In the formula below- Number of units is the sum of the number of records with the UB Rev codes that account for a day charge. I calculate the number of days in the service month and just divide the total units by that month's total days. It have audited this number and it works. The key is you cannot use this formula until the month is over as it divides by the total days in the month.
Monthly ADC formula:
([Number Of Units])/ DATEDIFF('day',DATETRUNC('month',[Service Date]),
I also have another formula that I can use to calculate the average daily census for the actual day of the month for the last service date in my database. This formula works for those hospitals that have at least one patient in an inpatient bed everyday. All of my hospitals have a census everyday with the exception of a rural hospital. So, I am using this formula for all hospitals except for the one.
First, I created a calculated field called Days in Service Month. So, I am counting every distinct service day. I think this formula will count the days in whatever way you have configured your filters, table or graph (by month, week, quarter etc). I haven't fully audited this formula yet, so if anyone sees an issue with it, let me know.
Calculated field 1- Name- Days in Service Month - Formula -COUNTD([Service Date])
Calculated field 2 - Name- Daily ADC from Patient Days- Sum([Number Of Units])/ [Days in Service Month]
I qualify on Service Date Year (that I have customized to coincide with our Fiscal Year), Service Months, Facility, and UB Revenue Code.

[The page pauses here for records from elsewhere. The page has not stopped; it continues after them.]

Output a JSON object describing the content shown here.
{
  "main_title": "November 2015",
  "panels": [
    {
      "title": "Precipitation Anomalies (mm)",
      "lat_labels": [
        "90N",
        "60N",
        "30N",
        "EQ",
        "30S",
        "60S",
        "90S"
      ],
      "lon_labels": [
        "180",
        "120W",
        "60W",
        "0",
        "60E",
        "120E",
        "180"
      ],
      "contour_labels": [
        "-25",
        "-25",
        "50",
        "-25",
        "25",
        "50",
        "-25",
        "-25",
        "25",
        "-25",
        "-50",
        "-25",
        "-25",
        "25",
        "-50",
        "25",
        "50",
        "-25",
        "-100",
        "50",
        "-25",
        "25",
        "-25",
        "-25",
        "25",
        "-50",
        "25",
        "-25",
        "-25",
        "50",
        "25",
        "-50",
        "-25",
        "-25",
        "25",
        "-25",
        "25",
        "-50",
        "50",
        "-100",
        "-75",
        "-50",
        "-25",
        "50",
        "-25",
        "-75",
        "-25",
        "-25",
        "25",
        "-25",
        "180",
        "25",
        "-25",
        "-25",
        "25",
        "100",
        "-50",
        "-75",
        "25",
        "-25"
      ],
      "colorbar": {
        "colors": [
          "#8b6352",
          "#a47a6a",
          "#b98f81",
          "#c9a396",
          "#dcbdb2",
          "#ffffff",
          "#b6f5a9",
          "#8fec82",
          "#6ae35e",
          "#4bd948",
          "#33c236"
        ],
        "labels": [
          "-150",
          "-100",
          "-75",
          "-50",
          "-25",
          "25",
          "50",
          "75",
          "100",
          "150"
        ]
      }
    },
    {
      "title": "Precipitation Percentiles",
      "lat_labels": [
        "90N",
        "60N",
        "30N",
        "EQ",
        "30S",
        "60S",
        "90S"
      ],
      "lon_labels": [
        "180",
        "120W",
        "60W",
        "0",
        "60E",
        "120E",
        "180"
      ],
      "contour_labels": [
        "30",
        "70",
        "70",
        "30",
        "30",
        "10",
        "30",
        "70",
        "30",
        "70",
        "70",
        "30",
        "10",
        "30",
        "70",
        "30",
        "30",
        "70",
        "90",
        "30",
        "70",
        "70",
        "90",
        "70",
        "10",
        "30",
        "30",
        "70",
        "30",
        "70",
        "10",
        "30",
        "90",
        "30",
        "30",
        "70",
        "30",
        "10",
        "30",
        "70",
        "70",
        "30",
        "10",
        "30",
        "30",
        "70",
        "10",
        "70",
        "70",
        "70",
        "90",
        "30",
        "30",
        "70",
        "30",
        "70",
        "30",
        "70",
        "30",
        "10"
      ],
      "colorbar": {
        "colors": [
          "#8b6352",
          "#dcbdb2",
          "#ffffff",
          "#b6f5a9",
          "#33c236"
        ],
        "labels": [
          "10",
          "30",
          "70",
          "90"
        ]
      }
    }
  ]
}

So, I think the only issue I have is with the one hospital that may not have a patient in-house everyday. I haven't come up with a simple solution yet but I am convinced there is one. Thanks for everyone's help. Elona
1 of 1 people found this helpful
The simplest, although not very elegant, solution we have used in situations where a location may not have a patient in every time unit, is to add dummy fill records for those combinations of locations and time units that don't have patients. The catch is that in Tableau, you have to remember to count those dummy records as zero patients.
The generation of fill records can be done at the SQL level by generating a dummy table of all combinations of locations and time units and then left joining back to the source data, ignoring the dummy data when there is source data. This works okay if there is not an extensive or complex amount of filtering. Unfortunately the solution has the possibility to grow exponentially in the number of values in all the fields you are filtering on, because you would need a dummy record for every gap in the combination of location, time unit, and filtered value.
The heart of the problem is that when there is no data Tableau does not know how much or where to fill in zeros. From a programming prospective this is sensible thing to do, because asking Tableau to essentially guess where zeros belong would introduce more problems than solutions. The work around for the need to "tell" Tableau where zeros belong is addressed extensively in the topics of "data padding in Tableau" and "data densification in Tableau", where through the choice of the chart type and critically the table calculation you implicitly "tell" Tableau where to put zeros. The reason the use of a table calculation is critical is because in specifying a table calculation you have to choose the fields the table calculation addresses, this in turn specifies an ordering and granularity that Tableau can pad.
My hope is that in the long term data padding becomes more formally supported, as compared to the current adhoc mechanisms of bins and table calculations. Ideally this would be through the ability to create special padded fields from a source field, much as one can create bins and groups right now.